16. Auditor's report on Report and Accounts 2018
The financial information set out above does not constitute the Company's full statutory accounts for the year ended 31 December 2018 for the purposes of section 435 of the Companies Act 2006, but it is derived from those accounts. The auditors have reported on those accounts; their report was unqualified, did not draw attention to any matters by way of emphasis without qualifying their report and did not contain statements under s498(2) or (3) Companies Act 2006. Statutory accounts for 2017 have been delivered to the Registrar of Companies. The auditors have reported on those accounts; their report was unqualified and did not include an emphasis of matter statement. The auditor's report did not contain statements under the Companies Act 2006, s498 (2) or (3).
17. Publication of Report and Accounts 2018
This announcement has been posted on the Company's website at www.rpsgroup.com. A copy of the Report and Accounts will be posted on this website on 5 March 2019. It is expected that the Report and Accounts together with the notice of the Company's Annual General Meeting will be posted to shareholders on or before 15 March 2019. Further copies may be obtained after that date from the Company Secretary, RPS Group plc, 20 Western Avenue, Milton Park, Abingdon, Oxfordshire OX14 4SH. Copies of these documents, together with the form proxy for use at the Company's Annual General Meeting, have or will be submitted to the Financial Conduct Authority via the National Storage Mechanism.
18. Risk management
The Group has a well-established and embedded system of internal control and risk management that is designed to safeguard shareholders' investment as well as the Group's personnel, assets and reputation. The principal risks and uncertainties for the Group are described in the Group's Report and Accounts. These risks include macro-economic events occurring beyond our control, such as the effects of the referendum decision for the UK to leave the EU; a material adverse occurrence preventing the business from operating, the failure to recruit and retain employees of appropriate calibre, reputational risk if our project delivery performance falls short of expectations, failure to comply with legislation or regulation, failure to integrate acquisitions and risks related to health, safety and the environment.
The main risk associated with Brexit is the potential reduction in investment in the UK economy and the consequent possible reduction in demand for our services.

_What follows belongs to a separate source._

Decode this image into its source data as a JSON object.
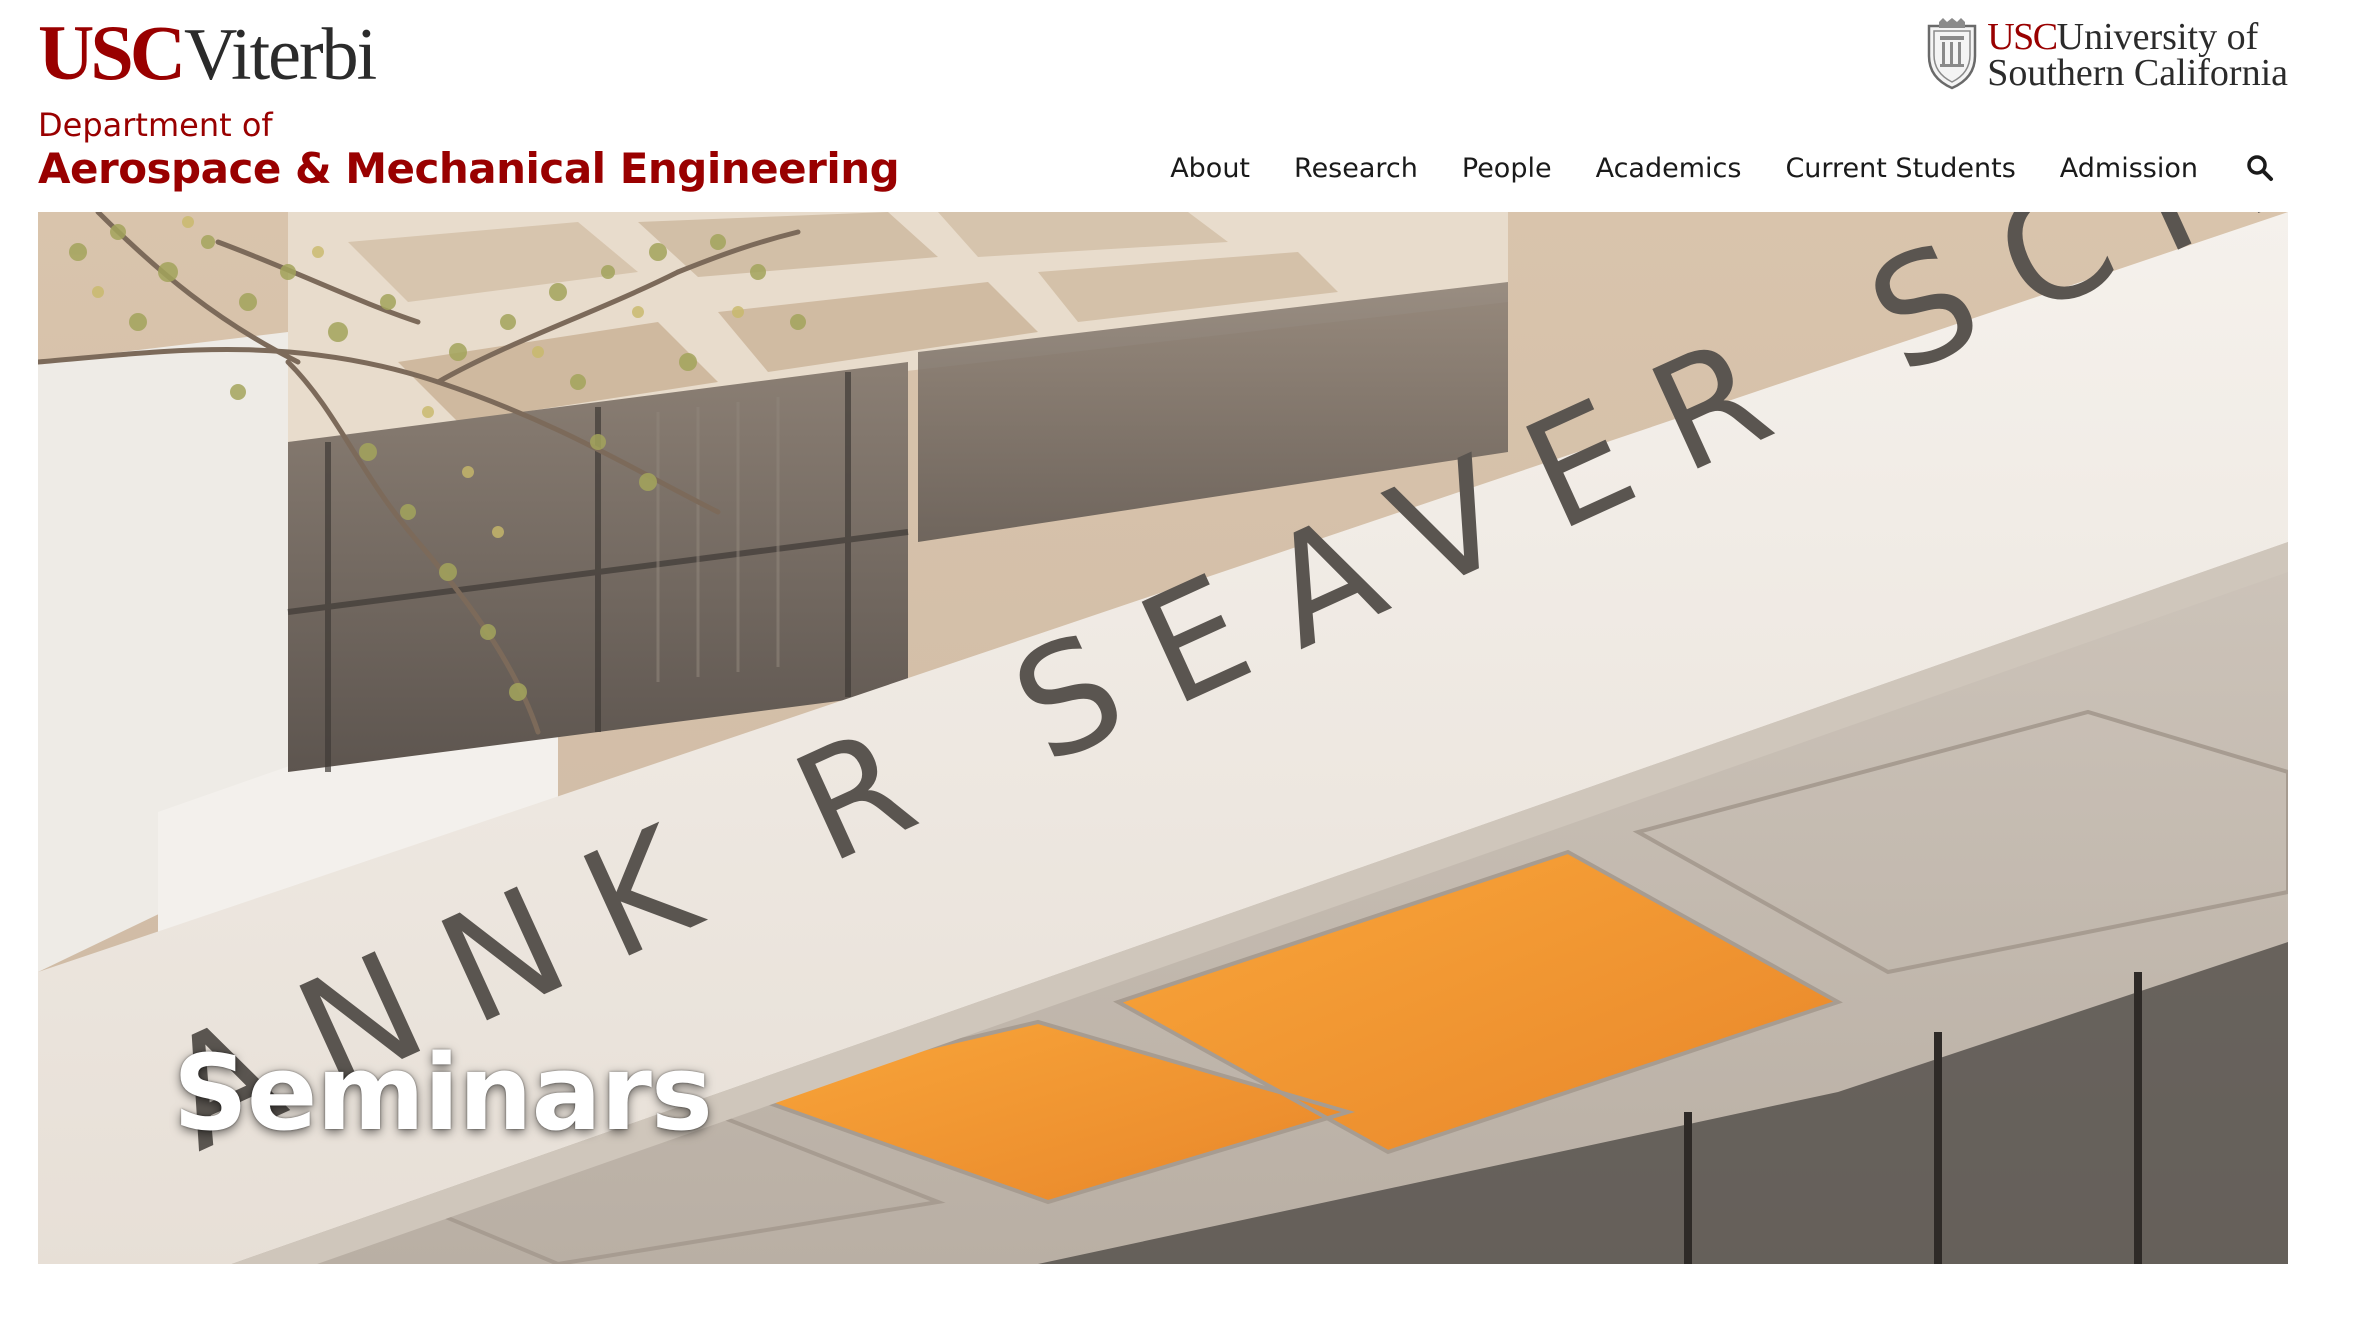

The risk is contained mainly within the Consulting UK and Ireland. The remaining segments are either outside of the EU or, in the case of Services UK and Netherlands, primarily exposed to the UK water market which is highly regulated and not susceptible to general economic and market risks.
Responsibility statement of the Directors in respect of the Report and Accounts 2018
The Directors confirm that to the best of their knowledge:
- the financial statements, prepared in accordance with the relevant financial reporting framework, give a true and fair view of the assets, liabilities, financial position and profit or loss of the Company and the undertakings included in the consolidation taken as a whole;
- the strategic report includes a fair review of the development and performance of the business and the position of the Company and the undertakings included in the consolidation taken as a whole, together with a description of the principal risks and uncertainties that they face and;
- the annual report and financial statements, taken as a whole, are fair, balanced and understandable and provide the information necessary for shareholders to assess the Company's performance, business model and strategy.